Let’s get some facts on the table, then discuss how we should go forward.

First, Zika is a part of a family of viruses called Flavivirues. These started in Africa and have resulted in outbreaks in French Polynesia in 2013 and, most recently, a significant spread in Latin America.

Unlike Ebola (a much more serious affliction), Zika is spread primarily by mosquito bites. The insect bites a person carrying the virus, picks it up as it feeds on his blood, and spreads it to the next person it bites. Thus far, there is no evidence that Zika can be spread by normal human-to-human contact (as Ebola can be). As late as the 4th of February, the CDC has concluded that it has a proven case of human-to-human transmission through sexual contact.

For the vast majority of people who contract Zika, the symptoms are very mild—so much so that four out of five will not even realize they are sick. The symptoms are low-grade fever, maybe a rash, possible conjunctivitis (pinkeye), and some joint pain.

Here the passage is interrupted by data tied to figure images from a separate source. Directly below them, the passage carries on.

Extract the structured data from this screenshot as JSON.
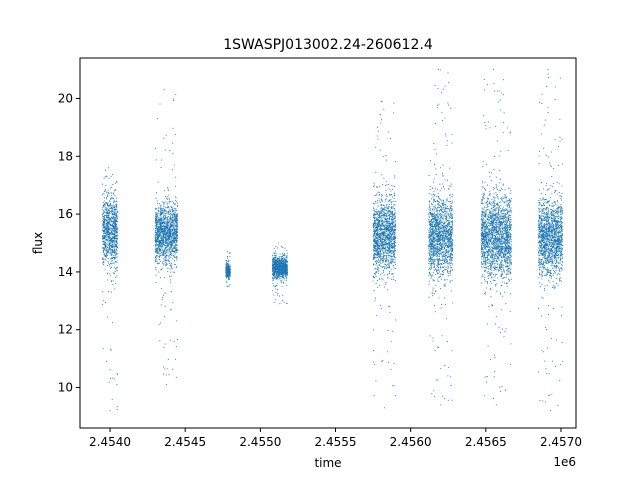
{
  "chart_data": {
    "type": "scatter",
    "title": "1SWASPJ013002.24-260612.4",
    "xlabel": "time",
    "ylabel": "flux",
    "x_offset_label": "1e6",
    "xlim": [
      2.4538,
      2.4571
    ],
    "ylim": [
      8.6,
      21.4
    ],
    "x_ticks": [
      2.454,
      2.4545,
      2.455,
      2.4555,
      2.456,
      2.4565,
      2.457
    ],
    "x_tick_labels": [
      "2.4540",
      "2.4545",
      "2.4550",
      "2.4555",
      "2.4560",
      "2.4565",
      "2.4570"
    ],
    "y_ticks": [
      10,
      12,
      14,
      16,
      18,
      20
    ],
    "y_tick_labels": [
      "10",
      "12",
      "14",
      "16",
      "18",
      "20"
    ],
    "grid": false,
    "legend": "none",
    "marker_color": "#1f77b4",
    "series": [
      {
        "values_summary": [
          {
            "x_range": [
              2.45395,
              2.45405
            ],
            "flux_core": [
              14.2,
              16.6
            ],
            "flux_extent": [
              9.2,
              17.6
            ]
          },
          {
            "x_range": [
              2.4543,
              2.45445
            ],
            "flux_core": [
              14.3,
              16.3
            ],
            "flux_extent": [
              10.1,
              20.3
            ]
          },
          {
            "x_range": [
              2.45477,
              2.4548
            ],
            "flux_core": [
              13.8,
              14.3
            ],
            "flux_extent": [
              13.5,
              14.7
            ]
          },
          {
            "x_range": [
              2.45508,
              2.45518
            ],
            "flux_core": [
              13.8,
              14.5
            ],
            "flux_extent": [
              12.9,
              15.0
            ]
          },
          {
            "x_range": [
              2.45575,
              2.4559
            ],
            "flux_core": [
              14.0,
              16.5
            ],
            "flux_extent": [
              9.3,
              19.9
            ]
          },
          {
            "x_range": [
              2.45612,
              2.45628
            ],
            "flux_core": [
              13.8,
              16.6
            ],
            "flux_extent": [
              9.4,
              21.0
            ]
          },
          {
            "x_range": [
              2.45647,
              2.45667
            ],
            "flux_core": [
              13.8,
              16.6
            ],
            "flux_extent": [
              9.4,
              21.0
            ]
          },
          {
            "x_range": [
              2.45685,
              2.45701
            ],
            "flux_core": [
              13.9,
              16.5
            ],
            "flux_extent": [
              9.2,
              21.0
            ]
          }
        ]
      }
    ]
  }
}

Does any of that sound familiar? Those are the symptoms of any number of ailments. So it is crucial that when making any determination to go to the doctor, you share your travel and exposure history. According to principal deputy director of the CDC, Dr. Schuchat, most people clear the virus from their bloodstreams within about a week.

Even if you catch Zika, the effects on you are mild and will go away relatively quickly, with no ill effects.

So why is everyone concerned, and why has the World Heath Organization labeled it a Public Health Emergency of International Concern? This is because the true brunt of the disease falls on the unborn and newborn.

The data being collected in Brazil right now shows fairly convincingly that if a pregnant woman contracts Zika, there is a significantly higher chance her child will be born with a birth defect called microcephaly. This literally means “small head,” as the child’s head will be abnormally small, possibly due to the brain not developing properly in the womb.

Microcephaly can be caused by other things (drugs, alcohol, chromosomal abnormalities), but the significant jump in cases in Brazil has coincided with the major outbreak there. From 2010 to 2014, there were 156 cases of microcephaly, but from October 2015 to January 2016, they have had between 3,500 and 4,000 cases. Research continues, but the world’s public health experts are moving forward.

An additional threat is that Zika could also cause a condition known as a Guillian-Barre syndrome. The Zika outbreak in French Polynesia saw this as a major result. This is a neurological disorder in which the body’s immune system attacks its own nerves. The result is tingling in the hands and feet, muscle weakness, and possible temporary paralysis. Patients generally recover, but it can be fatal in rare cases.

As yet, there is no vaccine or cure for Zika. Therefore, one must take precautions.

Ideally, do not travel to Latin America or the Caribbean if you are pregnant or planning to become pregnant. For anyone traveling in these areas that have active Zika transmission ongoing, strict anti-mosquito protocols should be followed. These include but are not limited to wearing long-sleeved clothing; treating clothing, tents, and other gear with high-grade repellents; and using active-agent repellents such as Deet.

If you have traveled in these regions and are pregnant, you should check in with your OB/GYN provider and discuss the best course of action as far a testing for Zika. Also, this will allow him to be on the look out for any issues with your child. If you have been exposed, given the new discovery that Zika can be spread through sexual contact, use of a condom is recommended until it is clear that you are not carrying the virus.

The bottom line is that this is not a disease that will kill lots of people. The danger lies on the most vulnerable of our population. Several countries are already advising women to wait to get pregnant for several years, when the threat can be lessened or a cure found.

For Americans, caution in travel plans, rigorous precautions while traveling, and follow-up if you have doubts if you have been exposed should keep us safe. All that doubles for women of childbearing age and their partners.

The good news is that the early designation by World Health Organization and the accelerated research it is spawning will help address this problem effectively. This is serious and is being taken seriously but, thank God, is not another Ebola.